Skillv1.0.1

ClawScan security

Tiktok Publisher · ClawHub's context-aware review of the artifact, metadata, and declared behavior.

Scanner verdict

SuspiciousMar 27, 2026, 2:39 PM

Verdict: suspicious
Confidence: medium
Model: gpt-5-mini
Summary: The skill's behavior matches its stated purpose (publishing to TikTok) but it depends on a third‑party MCP connector link that contains a high‑privilege embedded token and an unknown upstream service — verify the service and token scope before using.
Guidance: This skill delegates publishing to a third‑party service reachable via an MCP connector link that embeds a token with publish/manage privileges. Before installing or using: (1) verify you trust the Boring service and its domain (confirm ownership, privacy policy, and source code if you need assurance); (2) understand that providing the MCP link lets that service create posts and upload media on connected accounts — consider creating/restricting a dedicated account or limiting connected platforms; (3) avoid pasting the connector link in public or untrusted places and be ready to revoke/regenerate the token if needed; (4) ask the skill author for provenance (who runs boring.aiagent-me.com) or for a way to restrict the token to only TikTok if you want narrower scope.

Review Dimensions

Purpose & Capability: noteThe name/description (publish to TikTok) align with the instructions: all operations call the Boring MCP connector (list accounts, upload media, publish). Requiring a connector link that carries an auth token is plausible for a third‑party social‑media publishing integration, but the skill delegates all access to an external service rather than using TikTok credentials directly.
Instruction Scope: noteSKILL.md confines runtime actions to the Boring MCP API (boring_list_accounts, boring_upload_file, boring_publish_post).
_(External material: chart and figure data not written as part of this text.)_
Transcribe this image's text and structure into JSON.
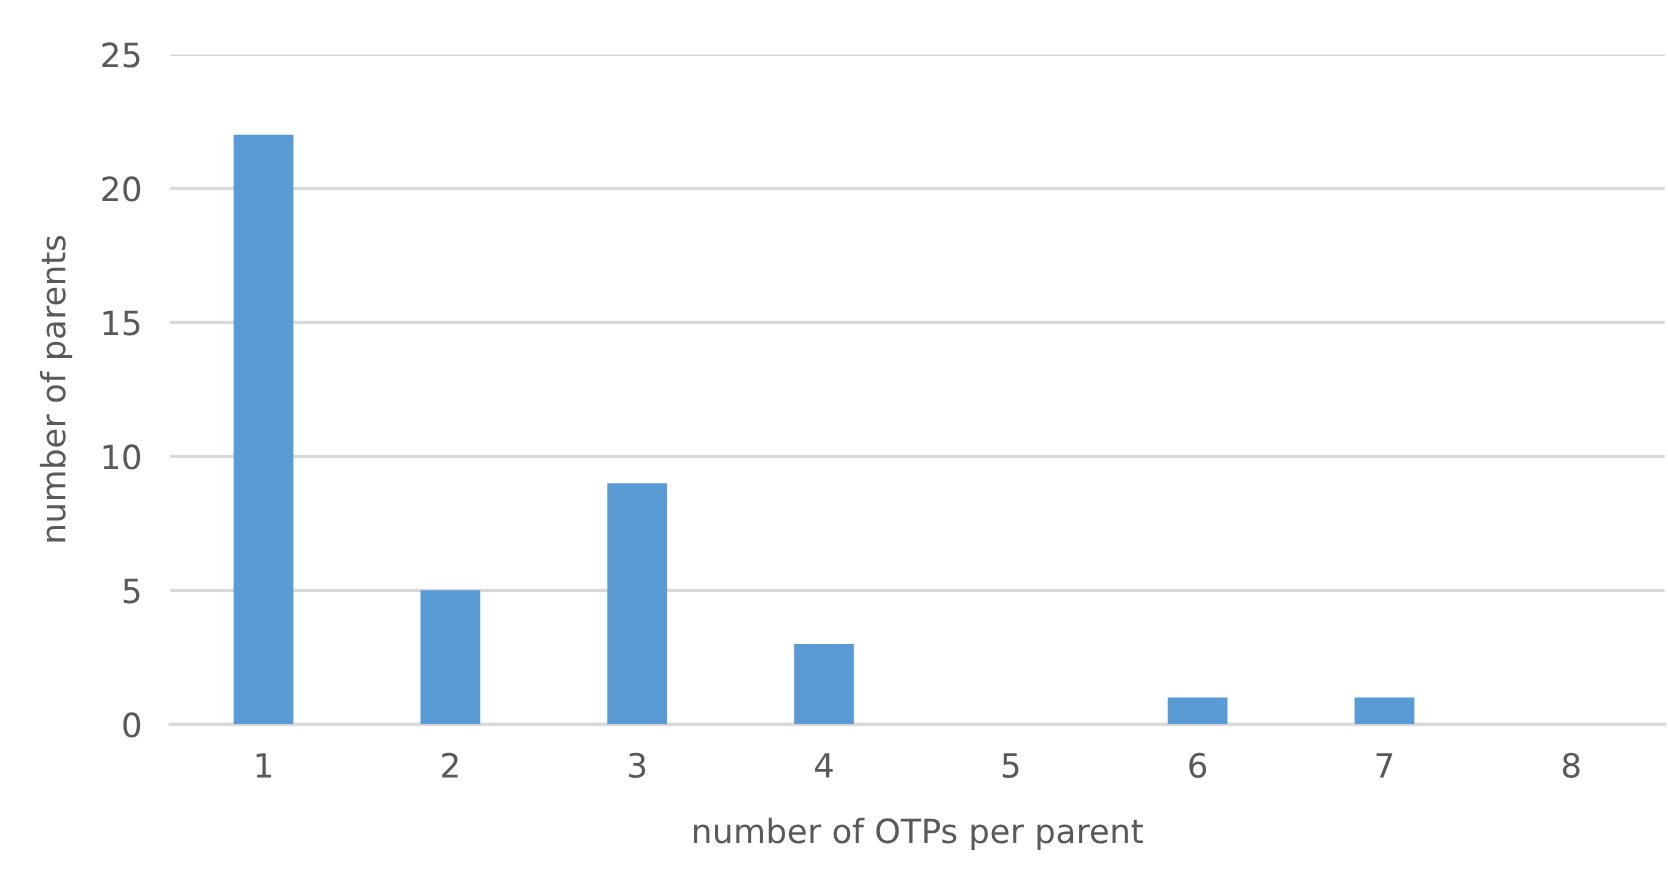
{
  "chart_data": {
    "type": "bar",
    "xlabel": "number of OTPs per parent",
    "ylabel": "number of parents",
    "categories": [
      "1",
      "2",
      "3",
      "4",
      "5",
      "6",
      "7",
      "8"
    ],
    "values": [
      22,
      5,
      9,
      3,
      0,
      1,
      1,
      0
    ],
    "color": "#5b9bd5",
    "ylim": [
      0,
      25
    ],
    "yticks": [
      0,
      5,
      10,
      15,
      20,
      25
    ],
    "grid": "y"
  }
}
It does instruct uploading local files (file_path) which implies reading local media to send to the third‑party service — this is expected for a publisher but you should be aware your media will be transmitted off‑device to Boring's servers.
Install Mechanism: okInstruction‑only skill with no install spec or bundled code files; nothing is downloaded or written to disk by the skill itself, which reduces installer risk.
Credentials: concernNo local env vars are required, but the single required credential is an MCP Connector link containing an embedded auth token. According to SKILL.md that token grants publish/manage/schedule access across connected social accounts — this is high privilege and potentially broader than TikTok alone. The token is stored/handled by the third‑party service rather than locally, so you must trust that service. The skill does not declare more granular scoping or limit access to only TikTok.
Persistence & Privilege: okalways is false and the skill does not claim to modify other skills or system configuration. Autonomous invocation is allowed (platform default) which is expected for skills; no elevated persistence requested.